Camilla Sten pens her latest, “The Lost Village.” Alice Lindstedt is a documentary filmmaker who is obsessed with the vanishing of residents of the old mining town dubbed, “The Lost Village.” In 1959, her grandmother’s entire family disappeared in the mysterious tragedy, and ever since, unanswered questions surrounding the only survivors — a woman stoned to death in the town center and an abandoned newborn — have plagued Alice. She gathered a small crew of friends in the remote village to make a film about what really happened. Not long after they’ve set up camp, mysterious things begin to happen. Equipment is destroyed. People go missing. As things escalate, doubt gives way to fear and the survivors’ minds begin to crack. Alice is absolutely sure of one thing: They are not alone.
Horror master Junji Ito thrills with his latest, “Sensor.” A woman walks alone at the foot of Mount Sengoku when a man appears and says he’s been waiting for her and invites her to a nearby village. The village is covered in hairlike volcanic glass fibers, and it shines bright gold. At night, the villagers perform a custom of gazing up at the starry sky when countless unidentified flying objects come raining down on them. This sets the stage for the horror to come.
We also have two of the latest from the American horror master, Stephen King. First is “Gwendy’s Final Task” which is the third book in the “Gwendy’s Button Box” trilogy. When Gwendy Peterson was 12, a mysterious stranger named Richard Farris gave her a strange box for safekeeping. It offered treats and vintage coins, but with each push of a button, there was death and destruction. Years later, the button box reentered Gwendy’s life. As a successful novelist and a rising political star, she is once again forced to deal with the temptation of the box. Now, evil forces seek to possess the box and Gwendy must protect it at all costs.

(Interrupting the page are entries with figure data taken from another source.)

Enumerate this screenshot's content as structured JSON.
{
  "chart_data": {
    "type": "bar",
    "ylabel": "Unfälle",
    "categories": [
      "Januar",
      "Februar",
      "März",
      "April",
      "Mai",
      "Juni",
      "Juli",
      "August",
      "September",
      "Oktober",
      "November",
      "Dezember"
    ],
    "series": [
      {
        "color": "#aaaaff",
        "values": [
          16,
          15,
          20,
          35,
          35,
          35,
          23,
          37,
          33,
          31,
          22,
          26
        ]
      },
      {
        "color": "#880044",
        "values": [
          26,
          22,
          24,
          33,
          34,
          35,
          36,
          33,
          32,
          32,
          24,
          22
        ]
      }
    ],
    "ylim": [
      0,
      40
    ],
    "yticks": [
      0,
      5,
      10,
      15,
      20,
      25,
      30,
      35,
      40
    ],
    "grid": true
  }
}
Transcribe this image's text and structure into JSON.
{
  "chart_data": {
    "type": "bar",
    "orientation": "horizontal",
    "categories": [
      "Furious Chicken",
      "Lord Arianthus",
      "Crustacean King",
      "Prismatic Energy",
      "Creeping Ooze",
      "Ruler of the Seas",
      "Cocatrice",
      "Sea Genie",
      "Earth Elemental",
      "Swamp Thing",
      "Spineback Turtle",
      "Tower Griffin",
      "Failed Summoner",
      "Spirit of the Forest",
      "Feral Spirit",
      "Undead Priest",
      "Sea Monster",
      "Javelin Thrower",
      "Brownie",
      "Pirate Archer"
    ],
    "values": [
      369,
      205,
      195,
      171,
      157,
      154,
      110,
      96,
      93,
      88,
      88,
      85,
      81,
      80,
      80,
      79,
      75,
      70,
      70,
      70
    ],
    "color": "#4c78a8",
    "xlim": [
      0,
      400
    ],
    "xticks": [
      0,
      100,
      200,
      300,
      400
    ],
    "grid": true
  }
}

The second King title is “Fairy Tale.” Charlie Reade is a 17-year-old boy who inherits the keys to a parallel world where good and evil are at war, and the stakes could not be higher for that world and for ours. Charlie seems like your typical high school kid, he’s great at baseball and football and a decent student, but he has a heavy burden. His mom was killed in a hit-and-run accident when he was seven. The grief drove his father into alcoholism and Charlie had to learn to take care of himself and his dad. When Charlie is 17, he meets a dog named Radar and her elderly master, Howard Bowditch. Howard is a recluse in a big house at the top of a big hill with a locked shed in the backyard. Sometimes strange sounds come from the shed. When Charlie starts doing odd jobs for Howard, he loses his heart to Radar. Then, when the elderly man dies, he leaves Charlie a cassette tape telling a story that no one would believe: the shed in the backyard is a portal to another world.